The core benefit of the washing machine is clean clothes. The core benefit is the most basic or fundamental benefit the customer derives from the product. There are other benefits that the product delivers to the customer. In the case of the clothes washer the other benefits may include energy savings, water savings and time savings.

The features that deliver the benefits include motors, pumps, agitators and timers. You can touch each of the features! Compare the features and benefits of the clothes washer to the clothes washer shown in figure 2. Note that the core benefits of the two products are the same.

Figure 2. A hand clothes washing basin.
The TIMES Model

The times model can be helpful when you are trying to determine the benefits a product delivers.

T = Time
I = Information
M = Money
E = Energy
S = Space

Time, information, money, energy and space are broad categories that include many of the benefits that product provide. However, every product does not deliver a benefit in each category. Figure 3 shows a product called the “Mouse Minder”. What benefits does it deliver to the customer? How do these benefits fit into the TIMES model.
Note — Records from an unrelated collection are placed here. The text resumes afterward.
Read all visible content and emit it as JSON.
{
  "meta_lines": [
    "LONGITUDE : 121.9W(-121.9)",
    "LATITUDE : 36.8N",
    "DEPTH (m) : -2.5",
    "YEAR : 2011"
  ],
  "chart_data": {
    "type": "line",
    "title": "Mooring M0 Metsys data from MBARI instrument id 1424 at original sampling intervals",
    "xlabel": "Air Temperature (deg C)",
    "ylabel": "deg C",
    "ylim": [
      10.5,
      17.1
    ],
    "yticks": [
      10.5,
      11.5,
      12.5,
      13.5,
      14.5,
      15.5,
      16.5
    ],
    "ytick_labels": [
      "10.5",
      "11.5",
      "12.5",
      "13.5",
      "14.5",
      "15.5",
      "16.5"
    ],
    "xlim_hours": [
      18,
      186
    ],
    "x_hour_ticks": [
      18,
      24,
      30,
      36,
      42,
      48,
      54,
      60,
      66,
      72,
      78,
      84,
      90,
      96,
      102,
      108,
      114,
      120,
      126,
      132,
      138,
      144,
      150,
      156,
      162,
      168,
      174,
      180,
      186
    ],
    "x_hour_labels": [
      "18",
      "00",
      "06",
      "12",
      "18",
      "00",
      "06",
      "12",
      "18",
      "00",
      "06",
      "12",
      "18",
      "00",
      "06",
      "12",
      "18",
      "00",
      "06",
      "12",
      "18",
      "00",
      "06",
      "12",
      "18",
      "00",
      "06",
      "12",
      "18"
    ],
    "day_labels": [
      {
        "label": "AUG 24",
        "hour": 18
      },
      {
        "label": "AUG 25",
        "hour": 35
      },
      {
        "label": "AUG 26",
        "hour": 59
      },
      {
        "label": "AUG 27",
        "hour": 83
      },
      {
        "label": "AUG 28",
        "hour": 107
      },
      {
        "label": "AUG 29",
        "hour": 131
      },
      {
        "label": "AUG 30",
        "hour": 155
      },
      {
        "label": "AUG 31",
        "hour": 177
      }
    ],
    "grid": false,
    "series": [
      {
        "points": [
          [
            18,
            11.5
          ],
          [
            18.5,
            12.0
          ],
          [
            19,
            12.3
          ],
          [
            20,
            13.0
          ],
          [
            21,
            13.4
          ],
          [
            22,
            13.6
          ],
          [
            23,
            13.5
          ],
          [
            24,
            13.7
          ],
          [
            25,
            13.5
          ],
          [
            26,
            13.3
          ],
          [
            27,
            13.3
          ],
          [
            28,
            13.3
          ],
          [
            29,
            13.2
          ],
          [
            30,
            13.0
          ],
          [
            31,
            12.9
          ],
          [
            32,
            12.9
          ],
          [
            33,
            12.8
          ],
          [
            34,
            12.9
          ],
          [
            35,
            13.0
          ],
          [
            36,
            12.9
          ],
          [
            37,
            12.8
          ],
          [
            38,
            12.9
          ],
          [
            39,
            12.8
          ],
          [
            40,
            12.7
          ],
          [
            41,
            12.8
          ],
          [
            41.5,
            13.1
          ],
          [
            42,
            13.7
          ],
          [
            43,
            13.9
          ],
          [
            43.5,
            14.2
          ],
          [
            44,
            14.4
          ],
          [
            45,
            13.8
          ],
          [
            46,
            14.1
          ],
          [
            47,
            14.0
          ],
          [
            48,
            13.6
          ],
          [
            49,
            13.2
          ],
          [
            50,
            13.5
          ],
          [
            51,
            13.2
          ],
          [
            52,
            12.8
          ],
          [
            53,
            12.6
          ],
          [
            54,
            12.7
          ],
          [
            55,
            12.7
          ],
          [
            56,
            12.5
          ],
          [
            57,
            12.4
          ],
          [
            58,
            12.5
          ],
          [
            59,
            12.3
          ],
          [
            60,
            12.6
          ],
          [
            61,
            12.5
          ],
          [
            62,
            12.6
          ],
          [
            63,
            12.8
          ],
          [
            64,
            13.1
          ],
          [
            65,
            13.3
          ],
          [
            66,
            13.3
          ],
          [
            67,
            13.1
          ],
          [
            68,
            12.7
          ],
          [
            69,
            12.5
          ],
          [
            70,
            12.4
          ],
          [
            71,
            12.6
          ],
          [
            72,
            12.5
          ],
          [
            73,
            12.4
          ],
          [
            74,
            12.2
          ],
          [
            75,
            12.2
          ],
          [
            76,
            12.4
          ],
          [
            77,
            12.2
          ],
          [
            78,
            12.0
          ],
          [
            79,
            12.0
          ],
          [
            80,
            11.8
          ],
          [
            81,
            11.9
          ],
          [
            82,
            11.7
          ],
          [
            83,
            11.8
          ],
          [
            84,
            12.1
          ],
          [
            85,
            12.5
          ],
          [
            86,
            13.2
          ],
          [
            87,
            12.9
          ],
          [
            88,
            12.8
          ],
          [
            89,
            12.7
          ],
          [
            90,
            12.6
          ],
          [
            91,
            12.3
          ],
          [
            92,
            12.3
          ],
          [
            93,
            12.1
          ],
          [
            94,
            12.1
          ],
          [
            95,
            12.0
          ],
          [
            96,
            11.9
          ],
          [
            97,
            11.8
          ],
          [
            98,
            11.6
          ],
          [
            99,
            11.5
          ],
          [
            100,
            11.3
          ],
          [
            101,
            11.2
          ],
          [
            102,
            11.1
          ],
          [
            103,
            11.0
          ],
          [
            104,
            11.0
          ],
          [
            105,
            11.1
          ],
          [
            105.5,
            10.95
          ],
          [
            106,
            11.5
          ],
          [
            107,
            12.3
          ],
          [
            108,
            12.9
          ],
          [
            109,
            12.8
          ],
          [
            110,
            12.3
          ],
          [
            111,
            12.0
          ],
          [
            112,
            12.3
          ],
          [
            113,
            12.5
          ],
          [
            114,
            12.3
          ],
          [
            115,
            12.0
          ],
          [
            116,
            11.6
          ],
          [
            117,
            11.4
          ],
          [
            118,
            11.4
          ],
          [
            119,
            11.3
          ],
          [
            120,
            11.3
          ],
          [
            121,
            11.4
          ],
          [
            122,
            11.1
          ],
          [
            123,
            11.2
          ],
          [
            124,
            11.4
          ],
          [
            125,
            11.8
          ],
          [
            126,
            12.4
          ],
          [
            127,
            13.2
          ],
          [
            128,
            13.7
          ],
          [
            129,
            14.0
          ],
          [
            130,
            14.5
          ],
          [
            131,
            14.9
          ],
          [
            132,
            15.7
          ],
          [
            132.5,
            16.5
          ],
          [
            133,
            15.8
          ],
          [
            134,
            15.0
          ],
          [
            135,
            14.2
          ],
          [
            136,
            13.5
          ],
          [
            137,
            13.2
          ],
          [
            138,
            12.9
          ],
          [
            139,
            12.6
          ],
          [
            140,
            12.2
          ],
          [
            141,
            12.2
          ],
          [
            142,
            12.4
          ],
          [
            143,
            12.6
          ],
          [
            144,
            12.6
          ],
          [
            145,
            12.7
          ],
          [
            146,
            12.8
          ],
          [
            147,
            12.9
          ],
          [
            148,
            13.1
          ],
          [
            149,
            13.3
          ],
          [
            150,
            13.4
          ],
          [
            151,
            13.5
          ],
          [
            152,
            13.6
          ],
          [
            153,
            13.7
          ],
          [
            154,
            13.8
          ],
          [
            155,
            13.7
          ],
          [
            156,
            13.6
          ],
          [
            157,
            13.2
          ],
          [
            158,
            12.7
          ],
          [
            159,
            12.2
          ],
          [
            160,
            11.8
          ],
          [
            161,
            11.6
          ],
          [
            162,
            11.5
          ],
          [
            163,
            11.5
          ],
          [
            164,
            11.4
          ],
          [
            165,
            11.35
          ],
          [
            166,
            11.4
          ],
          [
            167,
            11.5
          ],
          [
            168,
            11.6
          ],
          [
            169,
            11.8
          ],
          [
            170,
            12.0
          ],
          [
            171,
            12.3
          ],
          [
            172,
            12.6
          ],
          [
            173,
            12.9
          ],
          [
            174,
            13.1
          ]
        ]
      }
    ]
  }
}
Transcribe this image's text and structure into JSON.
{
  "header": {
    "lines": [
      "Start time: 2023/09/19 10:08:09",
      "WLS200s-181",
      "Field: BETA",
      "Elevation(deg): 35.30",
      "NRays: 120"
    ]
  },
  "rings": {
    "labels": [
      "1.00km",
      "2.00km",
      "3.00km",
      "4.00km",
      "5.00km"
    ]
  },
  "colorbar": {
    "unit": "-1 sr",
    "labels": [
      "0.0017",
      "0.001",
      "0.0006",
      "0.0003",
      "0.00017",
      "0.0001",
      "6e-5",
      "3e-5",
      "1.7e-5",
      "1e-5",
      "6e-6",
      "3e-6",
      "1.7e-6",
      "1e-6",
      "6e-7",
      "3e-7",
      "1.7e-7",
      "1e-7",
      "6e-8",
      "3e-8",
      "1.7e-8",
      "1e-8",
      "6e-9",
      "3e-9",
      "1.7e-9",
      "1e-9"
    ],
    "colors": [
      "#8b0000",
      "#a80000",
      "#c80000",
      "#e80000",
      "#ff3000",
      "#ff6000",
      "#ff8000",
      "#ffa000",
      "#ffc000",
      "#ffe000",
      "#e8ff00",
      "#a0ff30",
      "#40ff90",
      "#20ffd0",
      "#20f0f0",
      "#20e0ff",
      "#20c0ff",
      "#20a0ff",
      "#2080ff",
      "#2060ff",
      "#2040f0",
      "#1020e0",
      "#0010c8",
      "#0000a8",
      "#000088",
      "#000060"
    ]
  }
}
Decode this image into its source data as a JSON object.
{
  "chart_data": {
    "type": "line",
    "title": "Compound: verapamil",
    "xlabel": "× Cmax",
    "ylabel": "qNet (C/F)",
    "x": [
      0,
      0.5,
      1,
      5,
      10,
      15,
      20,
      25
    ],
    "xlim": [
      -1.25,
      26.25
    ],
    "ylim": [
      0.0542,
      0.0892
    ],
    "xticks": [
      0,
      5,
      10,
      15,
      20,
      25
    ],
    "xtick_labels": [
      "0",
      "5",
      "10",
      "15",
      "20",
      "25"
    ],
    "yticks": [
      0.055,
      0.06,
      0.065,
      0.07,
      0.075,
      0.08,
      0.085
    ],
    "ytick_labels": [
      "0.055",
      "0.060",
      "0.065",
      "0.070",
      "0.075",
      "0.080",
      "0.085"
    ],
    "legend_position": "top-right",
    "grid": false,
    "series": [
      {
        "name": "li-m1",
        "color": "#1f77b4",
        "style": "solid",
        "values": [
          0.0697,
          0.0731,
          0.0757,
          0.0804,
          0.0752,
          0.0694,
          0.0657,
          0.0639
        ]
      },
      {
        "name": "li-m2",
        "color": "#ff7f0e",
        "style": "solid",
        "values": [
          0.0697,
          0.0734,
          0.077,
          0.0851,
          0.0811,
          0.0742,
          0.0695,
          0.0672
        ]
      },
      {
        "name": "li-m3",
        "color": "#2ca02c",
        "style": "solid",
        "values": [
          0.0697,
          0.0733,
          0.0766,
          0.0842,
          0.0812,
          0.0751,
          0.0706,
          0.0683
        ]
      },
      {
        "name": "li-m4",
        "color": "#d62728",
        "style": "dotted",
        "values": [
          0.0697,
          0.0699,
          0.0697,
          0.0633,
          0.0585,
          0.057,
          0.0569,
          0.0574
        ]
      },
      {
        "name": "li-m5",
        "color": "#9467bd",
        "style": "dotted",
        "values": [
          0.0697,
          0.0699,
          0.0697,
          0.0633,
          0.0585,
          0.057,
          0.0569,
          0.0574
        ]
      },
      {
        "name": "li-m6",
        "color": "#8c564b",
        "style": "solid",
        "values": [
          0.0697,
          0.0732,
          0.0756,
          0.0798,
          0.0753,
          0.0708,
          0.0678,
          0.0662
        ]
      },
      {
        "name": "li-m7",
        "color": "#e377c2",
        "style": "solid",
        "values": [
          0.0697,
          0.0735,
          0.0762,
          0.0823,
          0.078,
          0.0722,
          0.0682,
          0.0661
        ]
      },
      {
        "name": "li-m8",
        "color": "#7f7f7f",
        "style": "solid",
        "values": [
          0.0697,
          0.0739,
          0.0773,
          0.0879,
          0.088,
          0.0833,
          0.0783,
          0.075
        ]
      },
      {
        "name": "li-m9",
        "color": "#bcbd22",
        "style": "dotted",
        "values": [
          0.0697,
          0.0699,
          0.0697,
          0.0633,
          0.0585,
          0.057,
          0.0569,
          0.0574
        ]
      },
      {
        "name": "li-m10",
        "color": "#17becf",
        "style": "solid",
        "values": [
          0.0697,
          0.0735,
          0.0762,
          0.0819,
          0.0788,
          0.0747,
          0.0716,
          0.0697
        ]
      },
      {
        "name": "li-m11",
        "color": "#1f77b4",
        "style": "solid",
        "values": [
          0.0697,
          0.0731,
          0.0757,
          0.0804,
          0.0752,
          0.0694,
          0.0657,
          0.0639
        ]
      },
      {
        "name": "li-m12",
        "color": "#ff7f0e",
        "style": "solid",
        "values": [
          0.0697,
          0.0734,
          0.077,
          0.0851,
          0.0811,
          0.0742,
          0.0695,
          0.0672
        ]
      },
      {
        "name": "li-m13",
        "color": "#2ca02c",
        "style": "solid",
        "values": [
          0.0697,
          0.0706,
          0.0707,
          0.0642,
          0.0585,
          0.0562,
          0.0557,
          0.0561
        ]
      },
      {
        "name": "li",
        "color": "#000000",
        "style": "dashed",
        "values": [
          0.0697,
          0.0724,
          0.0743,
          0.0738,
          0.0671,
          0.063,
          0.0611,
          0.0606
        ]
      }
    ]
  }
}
What are the benefits of the product shown in figure 4? How much would you pay for these benefits?

Finally developers of new product must determine how much money potential customers are willing to pay for the benefits.Before you can determine this, you must figure out who is a potential customer. Learn this in the next section entitled “Target Market”.

Figure 3. The Mouse Minder product.
How does this apply to new product development?
Customers buy benefits. Therefore, before launching a product development effort you must determine what benefits your customer wants and how much the potential customer will pay for the benefits. Some companies develop features to deliver benefits that customers are unwilling to pay enough money for to allow the company to make a profit. The products that deliver those benefits quickly disappear from the market. Anybody remember the cars that used sophisticated sensors and software to parallel park without the driver intervening?
What is the core benefit of the product you are designing? Are there other secondary benefits that people in your target market would be willing to pay for?